Following a data-driven approach is the best way of running a successful business. Data collection and analysis applies to many different areas- from understanding customer trends to reducing operational costs. But data also applies to risk management. By using analytics to assess business risk, you can develop more secure systems that protect against cyber-attacks.
Risk assessment is a critical part of implementing a data security plan. However, many companies assess risk by merely referring to previous experiences or industry trends. This approach is less specific and may result in higher costs, non-compliance with established regulations, and vulnerability to potential data breaches.
Luckily, following a data-driven approach will help your business protect customer data and assess the effectiveness of current controls. Risk assessment via data analytics will also result in the implementation of better risk management strategies.
But how can you begin to use data when assessing business risk? The following steps will help you get started.
1. Determine the potential risks that your business faces
Any risk assessment process begins with determining the specific risks that your company might face. Defining the scope of risks will help you follow a more targeted approach to risk management. Many businesses use regulatory requirements as a guide for setting the scope of risk analysis. You may also refer to the goals and objectives of your business to help guide this decision.
For example, if you’re handling healthcare-related information, HIPAA standards will apply to your company’s risk assessment plan. You may then choose to expand your scope based on the internal objectives that your company has set.
When setting a scope for your risk assessment plan, determine the type of data that will be affected, where it’s stored, who has access, and how it’s handled. Make sure you approach each data category individually- so that you can focus enough attention and resources to any potential risks.
2. Identify your key risk indicators
Similar to how KPIs help you determine performance levels, KRIs (Key Risk Indicators) assist in evaluating how specific risks can occur. In other words, KRIs point to the areas that you’ll need to focus on when analyzing data for risk assessment. They help you follow a more targeted approach that applies to compliance requirements and your overall business goals.
Identifying KRIs begins during the data analysis phase. This phase involves outlining all associated data elements- so that specific data flows can be mapped out according to the needs of your business. For example, data analysis will involve categorizing the types of data that you handle (which may include PHI- personal health information, credit card numbers, names, and addresses, among others). After categorization, relevant KRIs can be identified from your company’s assessment matrix, systems, and workflows.
3. Classify data accordingly
After categorizing your data and developing KRIs, the next step is to classify this data according to its level of sensitivity. Data classification helps you determine the level of impact that a potential breach might cause, and to align your data analysis accordingly.
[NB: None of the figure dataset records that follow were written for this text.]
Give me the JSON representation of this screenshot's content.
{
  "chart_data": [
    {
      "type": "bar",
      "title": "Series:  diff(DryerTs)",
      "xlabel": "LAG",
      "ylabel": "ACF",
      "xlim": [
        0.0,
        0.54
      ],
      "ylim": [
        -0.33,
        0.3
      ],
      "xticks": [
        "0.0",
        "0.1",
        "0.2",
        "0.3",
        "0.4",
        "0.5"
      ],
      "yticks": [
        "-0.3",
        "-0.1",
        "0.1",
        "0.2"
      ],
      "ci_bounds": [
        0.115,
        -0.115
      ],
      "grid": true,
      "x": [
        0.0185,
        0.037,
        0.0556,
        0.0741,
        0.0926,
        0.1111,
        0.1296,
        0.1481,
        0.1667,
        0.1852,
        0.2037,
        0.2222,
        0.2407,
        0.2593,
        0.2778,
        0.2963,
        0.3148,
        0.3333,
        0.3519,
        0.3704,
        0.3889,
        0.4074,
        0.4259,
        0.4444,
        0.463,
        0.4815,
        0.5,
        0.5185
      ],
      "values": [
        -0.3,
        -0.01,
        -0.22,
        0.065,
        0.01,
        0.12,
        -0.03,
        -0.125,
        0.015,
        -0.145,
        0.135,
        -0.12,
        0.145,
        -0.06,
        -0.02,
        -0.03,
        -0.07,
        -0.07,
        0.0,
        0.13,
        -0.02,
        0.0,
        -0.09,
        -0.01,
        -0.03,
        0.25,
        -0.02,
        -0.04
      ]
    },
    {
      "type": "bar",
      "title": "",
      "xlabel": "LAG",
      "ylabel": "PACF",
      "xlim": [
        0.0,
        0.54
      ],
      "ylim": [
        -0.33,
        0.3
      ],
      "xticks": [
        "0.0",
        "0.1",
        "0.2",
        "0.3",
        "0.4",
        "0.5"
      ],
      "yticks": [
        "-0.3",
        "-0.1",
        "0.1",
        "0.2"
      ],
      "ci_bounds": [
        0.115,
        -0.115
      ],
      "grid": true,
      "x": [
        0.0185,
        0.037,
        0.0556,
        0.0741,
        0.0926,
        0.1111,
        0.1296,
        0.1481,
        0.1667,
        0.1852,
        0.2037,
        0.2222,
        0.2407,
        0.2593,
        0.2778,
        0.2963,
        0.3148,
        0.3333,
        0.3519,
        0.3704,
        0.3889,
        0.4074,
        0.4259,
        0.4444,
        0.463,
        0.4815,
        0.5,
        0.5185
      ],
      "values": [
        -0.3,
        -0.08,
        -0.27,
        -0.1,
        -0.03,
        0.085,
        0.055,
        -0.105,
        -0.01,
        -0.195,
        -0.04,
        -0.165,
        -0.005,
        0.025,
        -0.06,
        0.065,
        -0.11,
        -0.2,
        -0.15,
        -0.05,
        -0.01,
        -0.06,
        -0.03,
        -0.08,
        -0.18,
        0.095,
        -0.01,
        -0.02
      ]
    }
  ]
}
Some of the most common categories that are used for data classification include public data, private data, and restricted data. Public data is information that is available to the general public -including first and last names, social media handles, press releases, etc. Private data is your more secure information- such as business purchase orders or company presentations.
Finally, restricted data is information that is only available to specific people. This includes social security numbers, addresses, bank account numbers, etc. Unauthorized access to restricted data will often result in a significant level of risk.
4. Carrying out the actual risk assessment
With the previous steps in place, you may now proceed to carry out the actual data-driven risk assessment. This process involves developing algorithms and using tools that will sift through data based on your established parameters.
As the data is being automatically scanned, all relevant discoveries will be identified for use in your final risk report. For example, your scans may uncover that PCI data isn’t in its correct place, or unauthorized parties within the business are accessing personal health information.
When developing an algorithm for data scans and analysis, make sure that it has the following essential elements:
• Automation to allow for large volume analyses
• Artificial intelligence that uses past events to prevent future outcomes
• IoT capabilities so that multiple devices can be assessed
5. Preparing a risk report
Once you’ve identified where your sensitive data lies and pinpointed all potential security issues, you can proceed to prepare a report that outlines your findings. But a risk assessment report goes further than just listing out data analysis results, security gaps, and policy violations. The report should also provide recommendations that will assist with overall risk management.
Some of these recommendations may include proposals for handling data, encrypting sensitive information, and installing protective software.